Pendidikan bagian dari elemen pengerak roda peradaban menempati posisi paling dasar. Suatu bangsa yang beradab ditentukan oleh sistem pendidikannya. Bila menengok sejenak sebelum Renaisans, era Abbasiyah menjadi primadona para sarjana Timur dan Barat untuk mengabdi pada ilmu pengetahuan.
Lebih jauh lagi, bangsa Yunani era Hellenisme boleh dikata penyebar benih-benih pemikiran filosofis pada masa Aleksander yang mengekspansi hampir seluruh bagian dunia, meliputi Eropa, Asia Dan Timur Tengah. Lantas kegemilangan itu apakah hanya sebatas catatan sejarah?
Khususnya bagi para pendidik dewasa ini yang memiliki fasilitas yang bisa dikatakan mewah, mengingat akses untuk memperoleh informasi dan pengetahuan amatlah mudah, semudah hanya Klik!.
Bila menengok semangat-semangat orang-orang zaman dulu dalam mengabdi pada ilmu pengetahuan, sangatlah luar bisa. Keterbatasan alat dalam penelitian yang dilakukan oleh dokter-dokter di Timur Tengah misalnya; tentu bisa dibayangkan bagaimana Fakruddin Ar Razi, Al Farabi, Ibnu Rusyd dan Ibnu Sina bisa bereksperimen, bila tidak bisa dikatakan di-ilmiahkan jika mengunakan istilah modern.
Bahkan sebelum sarjana muslim di atas orang-orang Yunani pada abad 3 SM sudah menemukan bintang-bintang beserta catatan lengkap meliputi bentuk, jarak, dan geraknya. Sebagai contoh; Anaxagoras, Mazhab Pythagorean, Aristharchus, Archimedes dan Apollonius menemukan rumus-rumus geometri.

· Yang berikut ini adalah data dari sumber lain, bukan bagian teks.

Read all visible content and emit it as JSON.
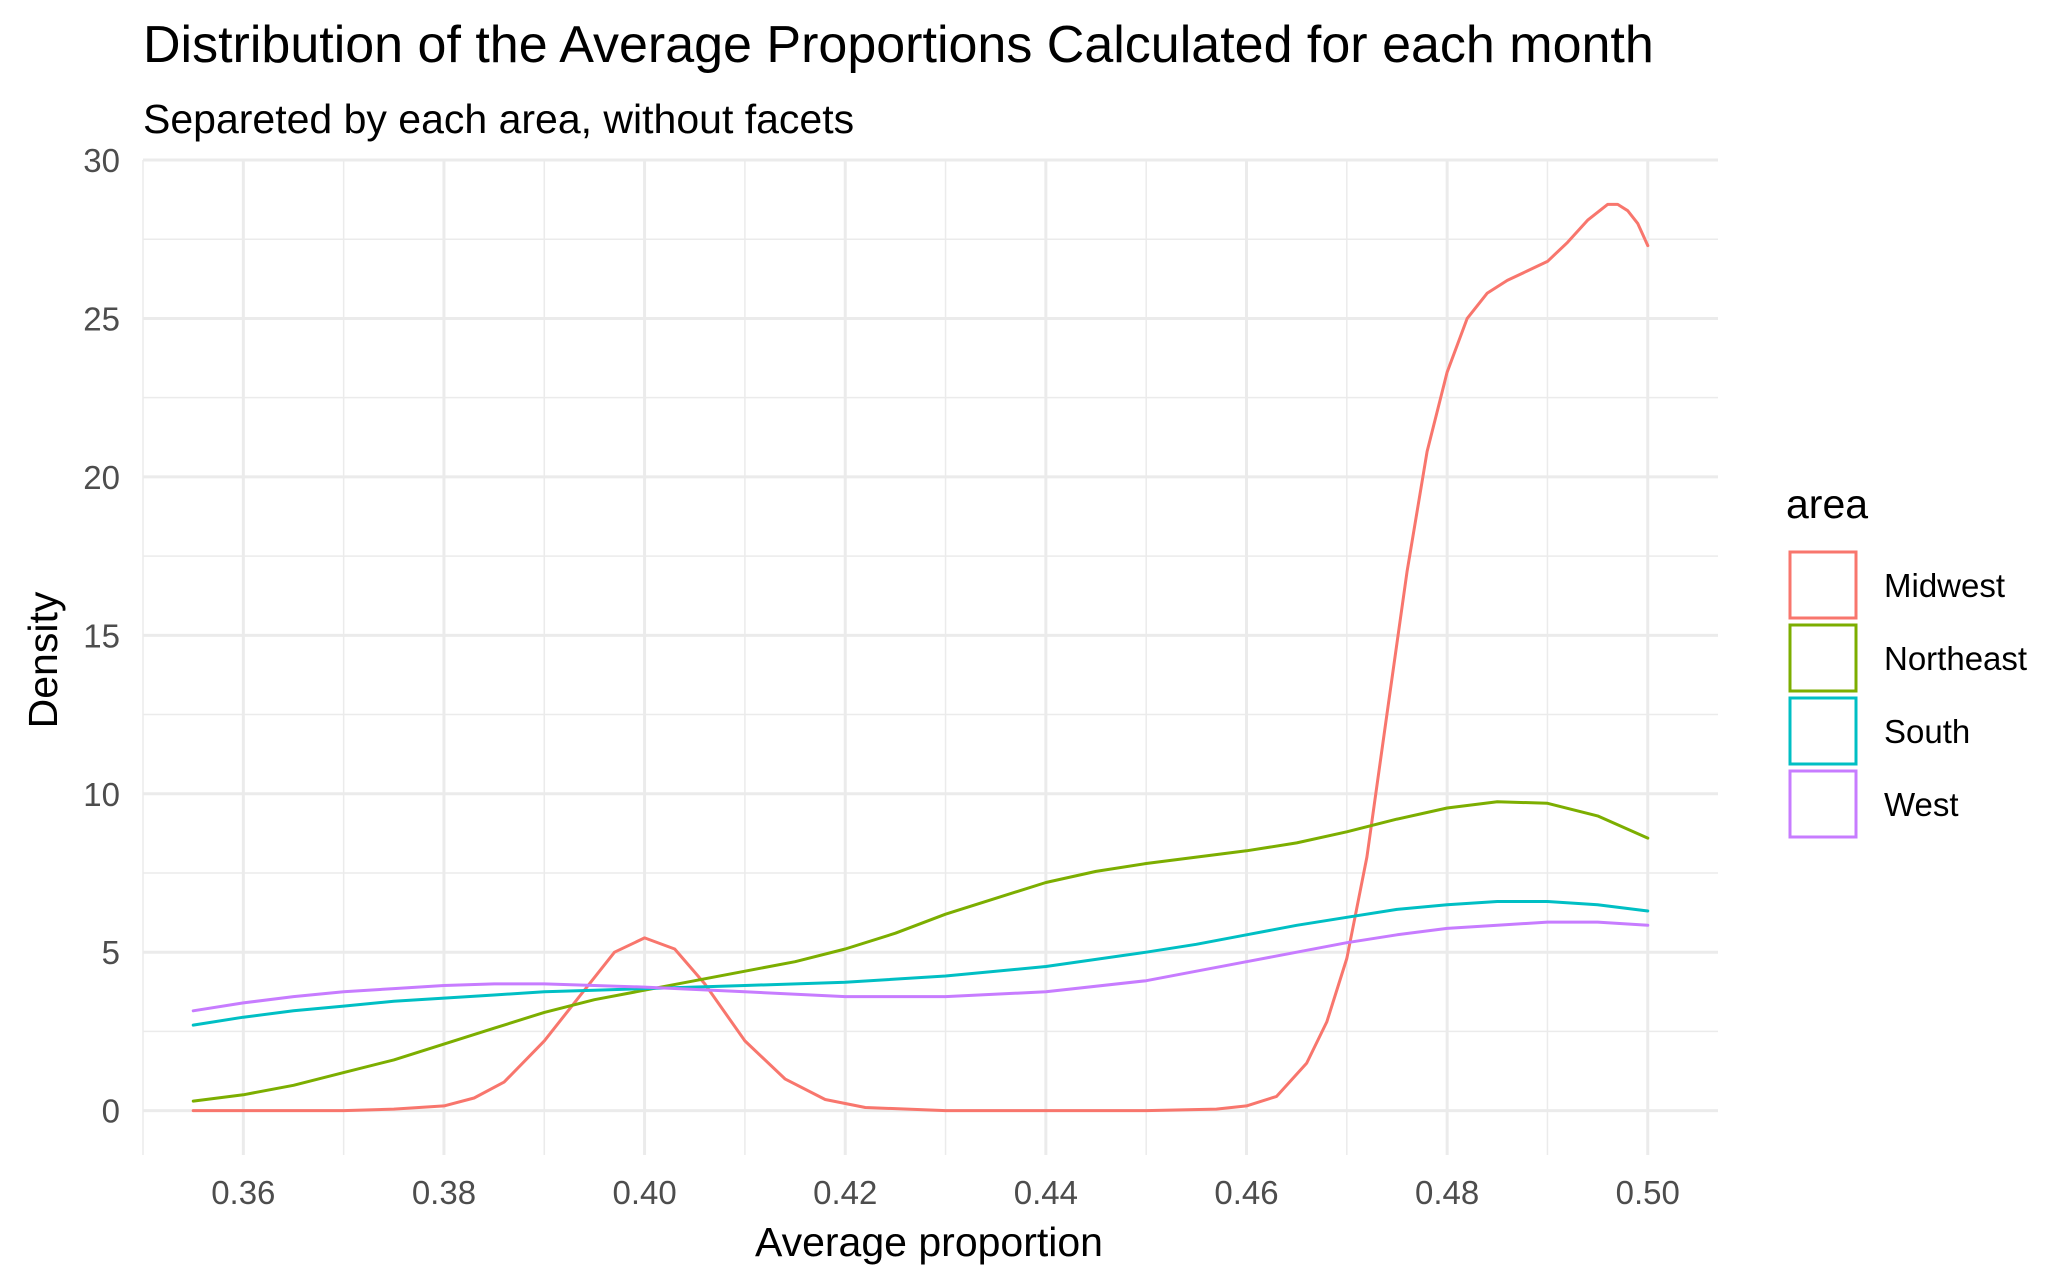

Artinya peradaban dewasa ini, merupakan manifestasi dari perjuangan-perjuangan sarjana orang zaman dulu, tanpa memandang dari mana mereka berasal.

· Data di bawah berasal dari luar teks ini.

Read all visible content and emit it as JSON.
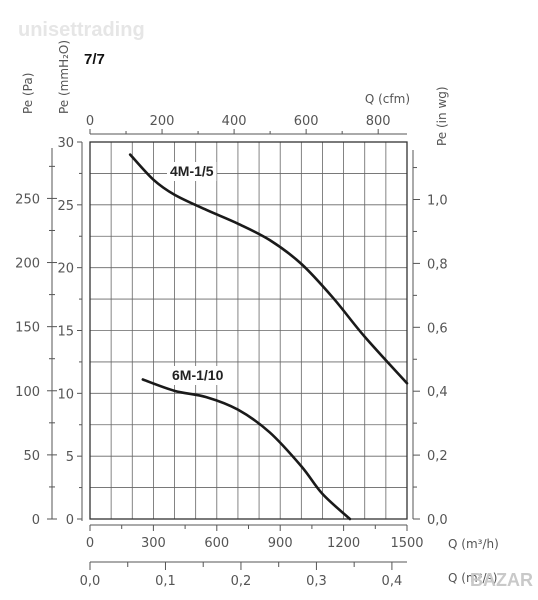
{
  "page_number": "7/7",
  "watermark_top": "unisettrading",
  "watermark_bottom": "BAZAR",
  "chart_data": {
    "type": "line",
    "title": "",
    "series": [
      {
        "name": "4M-1/5",
        "x": [
          190,
          300,
          400,
          550,
          700,
          850,
          1000,
          1150,
          1300,
          1500
        ],
        "values": [
          29,
          27,
          25.8,
          24.6,
          23.5,
          22.2,
          20.3,
          17.6,
          14.5,
          10.8
        ]
      },
      {
        "name": "6M-1/10",
        "x": [
          250,
          400,
          550,
          700,
          850,
          1000,
          1100,
          1230
        ],
        "values": [
          11.1,
          10.2,
          9.7,
          8.7,
          6.9,
          4.2,
          2.0,
          0
        ]
      }
    ],
    "axes": {
      "x_bottom": {
        "label": "Q (m³/h)",
        "min": 0,
        "max": 1500,
        "ticks": [
          "0",
          "300",
          "600",
          "900",
          "1200",
          "1500"
        ]
      },
      "x_bottom2": {
        "label": "Q (m³/s)",
        "min": 0,
        "max": 0.42,
        "ticks": [
          "0,0",
          "0,1",
          "0,2",
          "0,3",
          "0,4"
        ]
      },
      "x_top": {
        "label": "Q (cfm)",
        "min": 0,
        "max": 880,
        "ticks": [
          "0",
          "200",
          "400",
          "600",
          "800"
        ]
      },
      "y_left_pa": {
        "label": "Pe (Pa)",
        "min": 0,
        "max": 294,
        "ticks": [
          "0",
          "50",
          "100",
          "150",
          "200",
          "250"
        ]
      },
      "y_left_mmh2o": {
        "label": "Pe (mmH₂O)",
        "min": 0,
        "max": 30,
        "ticks": [
          "0",
          "5",
          "10",
          "15",
          "20",
          "25",
          "30"
        ]
      },
      "y_right": {
        "label": "Pe (in wg)",
        "min": 0,
        "max": 1.18,
        "ticks": [
          "0,0",
          "0,2",
          "0,4",
          "0,6",
          "0,8",
          "1,0"
        ]
      }
    },
    "grid": true
  }
}
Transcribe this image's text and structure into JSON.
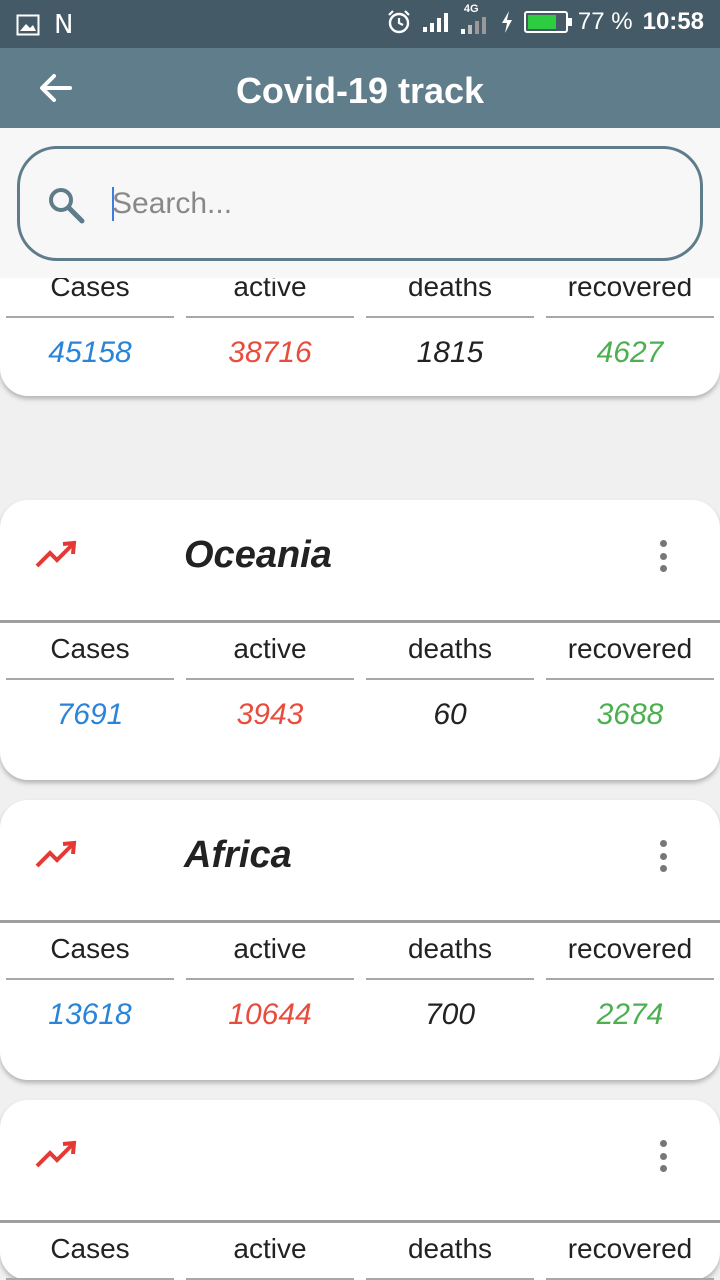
{
  "status_bar": {
    "network_letter": "N",
    "network_type": "4G",
    "battery_percent": "77 %",
    "battery_level": 0.77,
    "time": "10:58"
  },
  "app_bar": {
    "title": "Covid-19 track"
  },
  "search": {
    "placeholder": "Search...",
    "value": ""
  },
  "stat_labels": {
    "cases": "Cases",
    "active": "active",
    "deaths": "deaths",
    "recovered": "recovered"
  },
  "cards": [
    {
      "name": "",
      "cases": "45158",
      "active": "38716",
      "deaths": "1815",
      "recovered": "4627"
    },
    {
      "name": "Oceania",
      "cases": "7691",
      "active": "3943",
      "deaths": "60",
      "recovered": "3688"
    },
    {
      "name": "Africa",
      "cases": "13618",
      "active": "10644",
      "deaths": "700",
      "recovered": "2274"
    },
    {
      "name": ""
    }
  ],
  "colors": {
    "app_bar": "#607d8b",
    "status_bar": "#445a66",
    "cases": "#2a84d8",
    "active": "#e84c3d",
    "recovered": "#4caf50",
    "trend_icon": "#e53935"
  }
}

Berangkat dari peryataan di atas, menarik untuk merenungi tulisan dari M.Natsir; seorang pahlawan perjuangan kemerdekaan, ulama dan politikus asal Sumatera. Dalam tajuk karyanya yang terdapat dalam karangan Capita Selecta tentang pendidikan, ia mengajukan pertanyaan; apa yang bisa diambil dan diperoleh dari sejarah kegemilangan bangsa timur dan barat?
Natsir menjawab dengan semangat dan penuh kepastian bahwa: 'Kemajuan dan Kemunduran bangsa tidak tergantung dari asal mana; baik Barat ataupun Timur, bahkan warna kulit sekalipun. Tapi tergantung pada 'Ada' dan 'Tidaknya' kapasitas dan kemampuan untuk menjadi bagian dalam dunia yang luas ini. Adapun Ada dan Tidaknya itu tergantung pada didikan jasmani dan rohani, untuk mencapai kemajuan.
Pendidikan Dan Tujuan Hidup
Tulisan M.Natsir secara sederhana mengenai pendidikan berbicara spesifik dengan nada Islamis. Gaya tulisan ini memang menunjukkan semangat zamanya yang pada masa itu masih berbau kolonialisme. Tak heran bila ia mengawali tulisannya dengan beberapa ayat Al Qur'an yang kemudian dianalisis dan dipadukan dengan isu-isu yang berkembang pada masanya.
Tapi apakah pemikirannya masih relevan dengan kondisi zaman sekarang? Tentu tidak secara dramatis memastikan Iya atau tidaknya, namun persoalan pendidikan akan tetap eksis bila diajukan pertanyaan yang menjadi pokok dan substansi adanya pendidikan, yakni : Apa Tujuan Dari Pendidikan? Pertanyaan semacam itu sangat fundamental dan penuh dengan beragam prespektif.
Pertanyaan di atas sengat amat luas dan harus memakai pendekatan-pendekatan yang mempengaruhi bagaimana perkembangan dan kemajuan zaman. Natsir dengan tegas menyandingkan pertanyaan tujuan pendidikan dengan tujuan hidup, ini secara spesifik memberikan makna bahwa pendidikan harus bertujuan; 'Memanusiakan Manusia'.